Overall, high quality data is clean, easy to process, and accurately represents the underlying system.

Now that you know what data quality is, you must understand why it is important. Here are five reasons you should value high quality data in all aspects of your business.

1. Marketing

It can be difficult to ensure the accuracy of customer data. You may have collected the data yourself or bought it from a third party. Using a high quality dataset in marketing initiative will allow you to understand your customers to a much greater extent, and create branding and content that will speak to them.

2. Competitive Advantage

Having better data than competing brands will offer you a competitive advantage. According to the Economist, “the world’s most valuable resource is no longer oil, but data”. Having a higher quality dataset than your competition will allow you to succeed in an economy based on the insights data offers.

3. Confidence

As many businesses implement data driven decision making into their operations, it is important that leadership can actually trust the data that they’re using to make decisions. According to Forbes, “84% of CEO’s are concerned about the quality of the data they’re basing their decisions on”. Investing in high quality data will allow leadership to be confident that they’re basing their high stakes decisions on the correct information.

4. Workplace Productivity

Many data scientists and knowledge workers spend a significant amount of time dealing with errors and inconsistencies in data. According to Crowdflower, “60% of data scientists spend most of their time cleaning and labelling data. 57% said it was the least enjoyable thing they do.” By investing in tools and processes to ensure high quality data, you will give your data science team more time to be productive on essential tasks, rather than have them spend the majority of their time doing menial data cleaning.

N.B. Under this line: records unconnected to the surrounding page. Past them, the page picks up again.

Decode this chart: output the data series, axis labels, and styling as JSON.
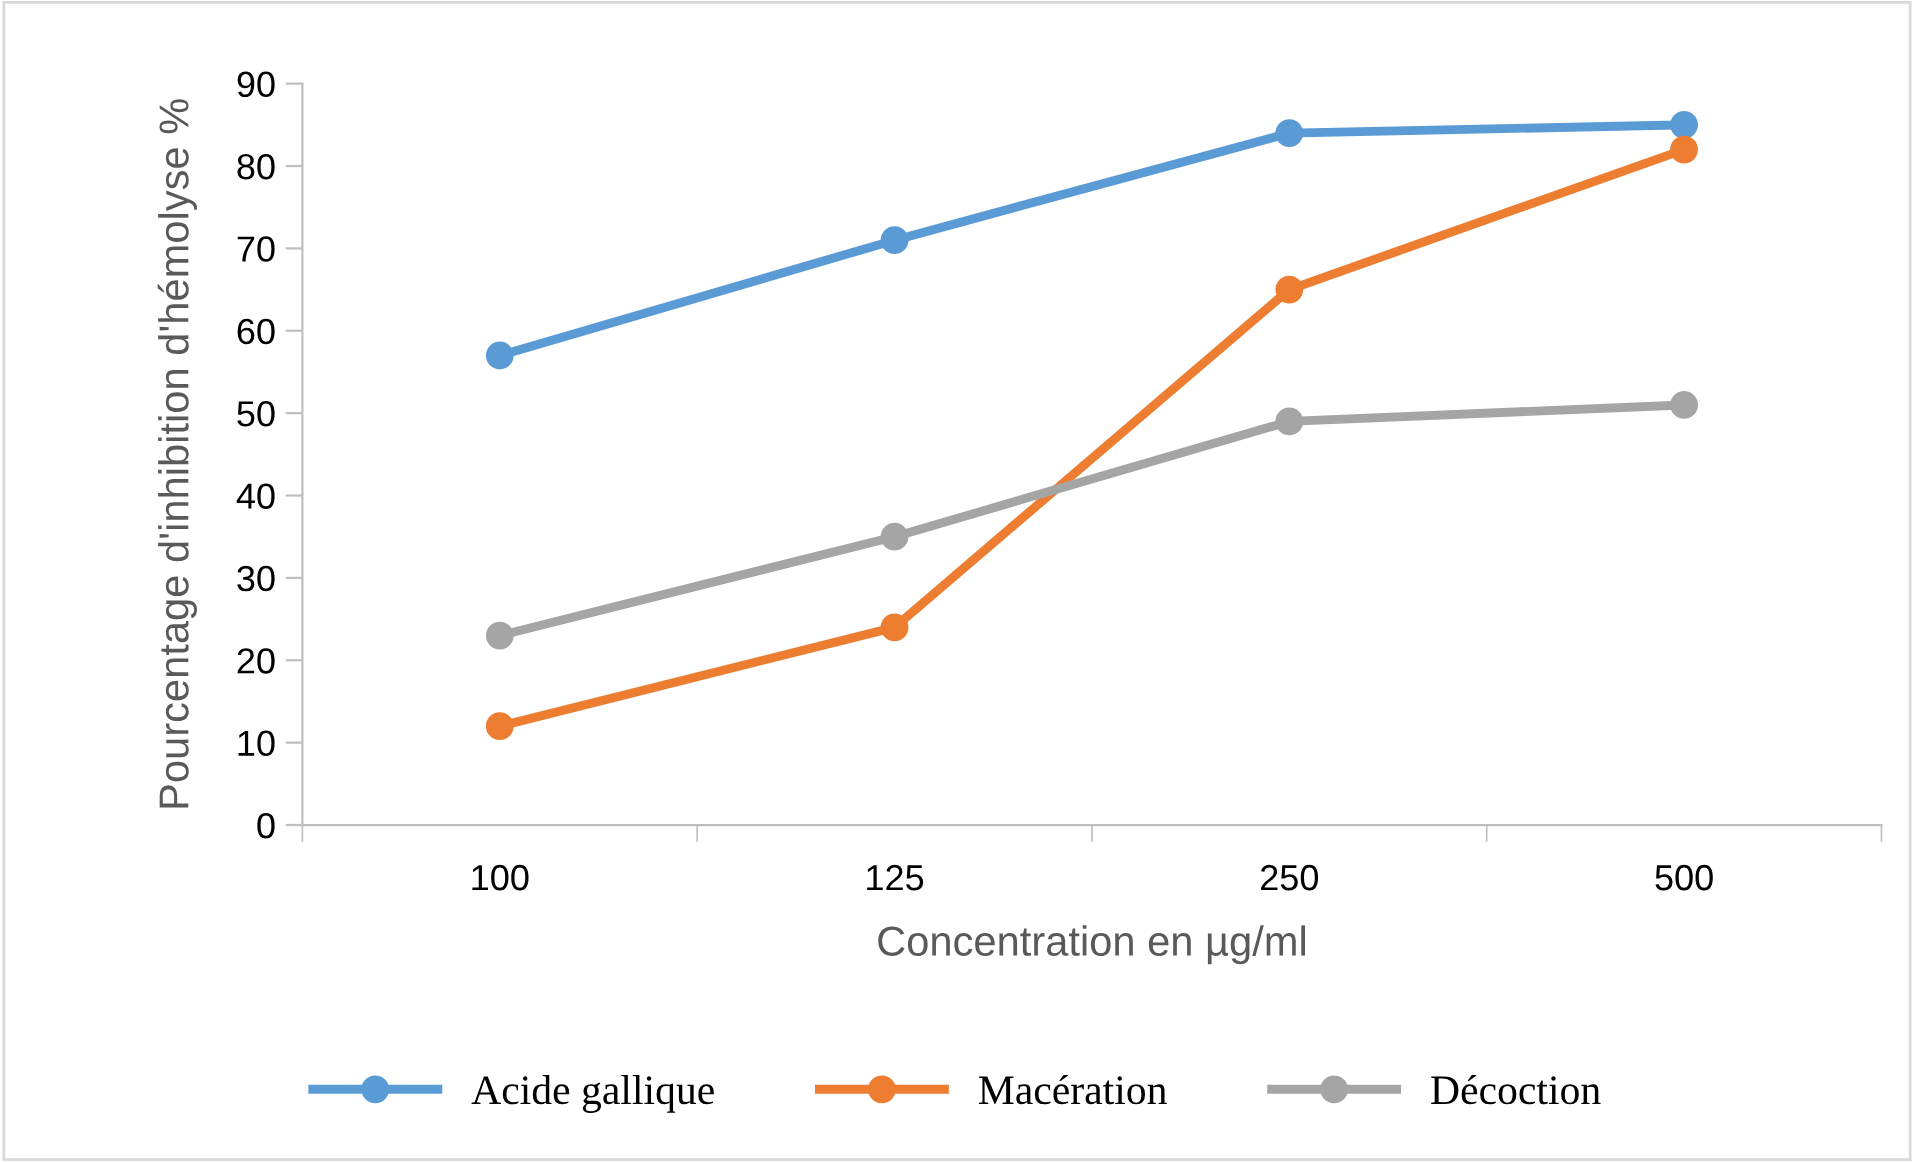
{
  "chart_data": {
    "type": "line",
    "xlabel": "Concentration en µg/ml",
    "ylabel": "Pourcentage d'inhibition d'hémolyse %",
    "categories": [
      "100",
      "125",
      "250",
      "500"
    ],
    "series": [
      {
        "name": "Acide gallique",
        "color": "#5b9bd5",
        "values": [
          57,
          71,
          84,
          85
        ]
      },
      {
        "name": "Macération",
        "color": "#ed7d31",
        "values": [
          12,
          24,
          65,
          82
        ]
      },
      {
        "name": "Décoction",
        "color": "#a5a5a5",
        "values": [
          23,
          35,
          49,
          51
        ]
      }
    ],
    "ylim": [
      0,
      90
    ],
    "yticks": [
      0,
      10,
      20,
      30,
      40,
      50,
      60,
      70,
      80,
      90
    ],
    "grid": false,
    "legend": "bottom",
    "marker": "circle",
    "line_style": "solid"
  }
}
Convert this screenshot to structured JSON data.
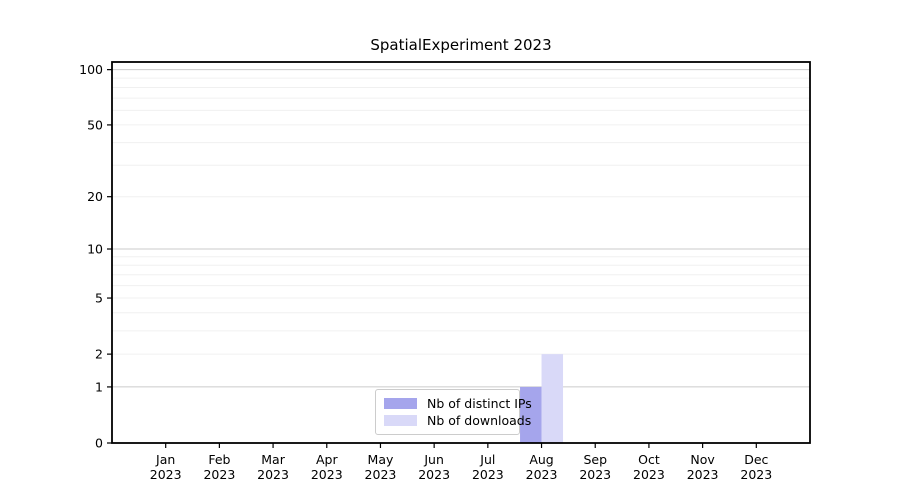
{
  "title": "SpatialExperiment 2023",
  "chart_data": {
    "type": "bar",
    "title": "SpatialExperiment 2023",
    "categories": [
      "Jan",
      "Feb",
      "Mar",
      "Apr",
      "May",
      "Jun",
      "Jul",
      "Aug",
      "Sep",
      "Oct",
      "Nov",
      "Dec"
    ],
    "category_sublabels": [
      "2023",
      "2023",
      "2023",
      "2023",
      "2023",
      "2023",
      "2023",
      "2023",
      "2023",
      "2023",
      "2023",
      "2023"
    ],
    "series": [
      {
        "name": "Nb of distinct IPs",
        "color": "#a5a5ec",
        "values": [
          0,
          0,
          0,
          0,
          0,
          0,
          0,
          1,
          0,
          0,
          0,
          0
        ]
      },
      {
        "name": "Nb of downloads",
        "color": "#d9d9f8",
        "values": [
          0,
          0,
          0,
          0,
          0,
          0,
          0,
          2,
          0,
          0,
          0,
          0
        ]
      }
    ],
    "xlabel": "",
    "ylabel": "",
    "yscale": "log1p",
    "ylim": [
      0,
      110
    ],
    "ytick_values": [
      0,
      1,
      2,
      5,
      10,
      20,
      50,
      100
    ],
    "major_grid_values": [
      1,
      10,
      100
    ],
    "minor_grid_values": [
      2,
      3,
      4,
      5,
      6,
      7,
      8,
      9,
      20,
      30,
      40,
      50,
      60,
      70,
      80,
      90
    ],
    "grid": true,
    "legend_position": "inside-bottom-center",
    "colors": {
      "axis_line": "#000000",
      "tick_label": "#000000",
      "major_grid": "#cbcbcb",
      "minor_grid": "#f0f0f0",
      "legend_border": "#cccccc"
    }
  }
}
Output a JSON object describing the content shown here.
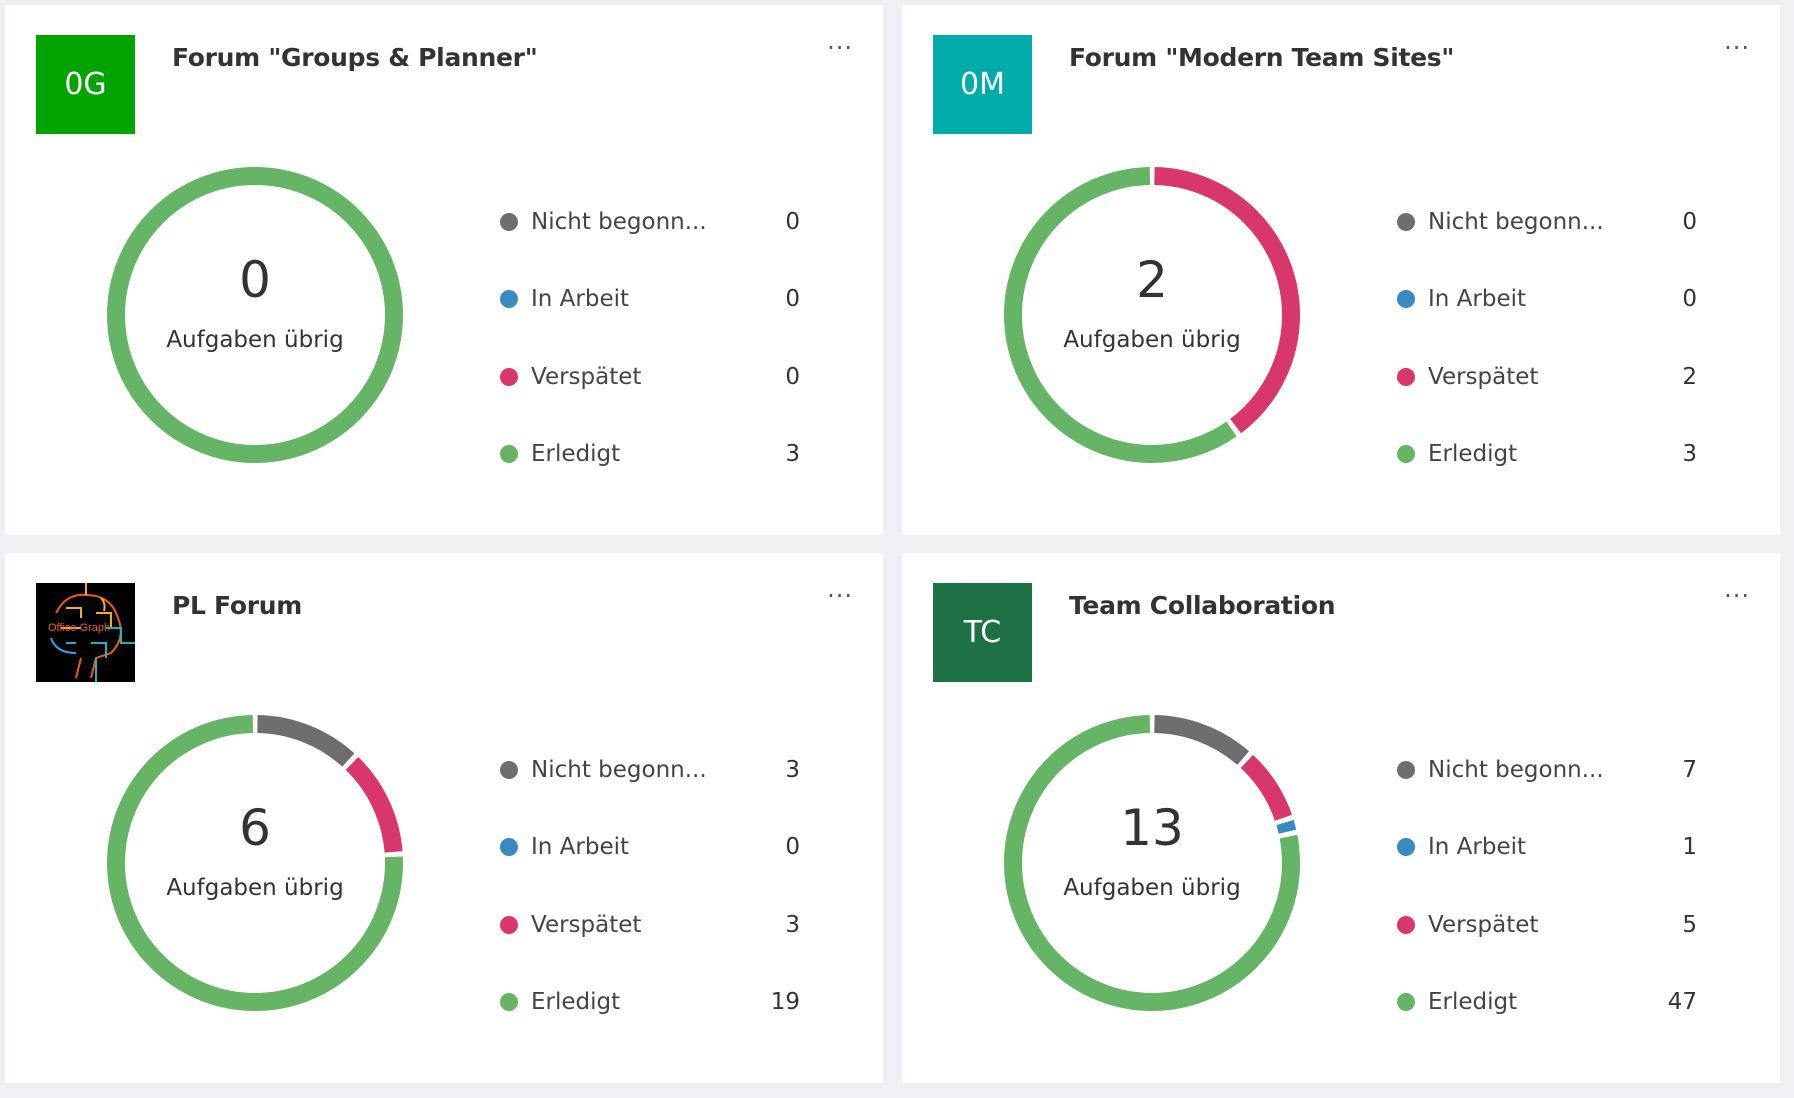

Harvard Business Review has also identified inaccurate, low quality data as a barrier to workplace productivity. “Studies show that knowledge workers waste up to 50% of time hunting for data, identifying and correcting errors and seeking confirmatory sources for data they do not trust.” By implementing practices that lead to high quality data, your organization will be able to make massive productivity gains, as workers will be able to spend their time on activities of greater importance than constantly rectifying errors in data.

5. Avoiding Reputation Loss

Decisions based on low quality, dirty data can lead to outcomes and bad decisions that result in reputational loss. For example, Amazon used low quality data when training a hiring algorithm, resulting in misogynistic hiring practices. As an organization you ideally want to avoid embarrassing situations, and implementing a strategy that values high quality data is the ideal way to do so.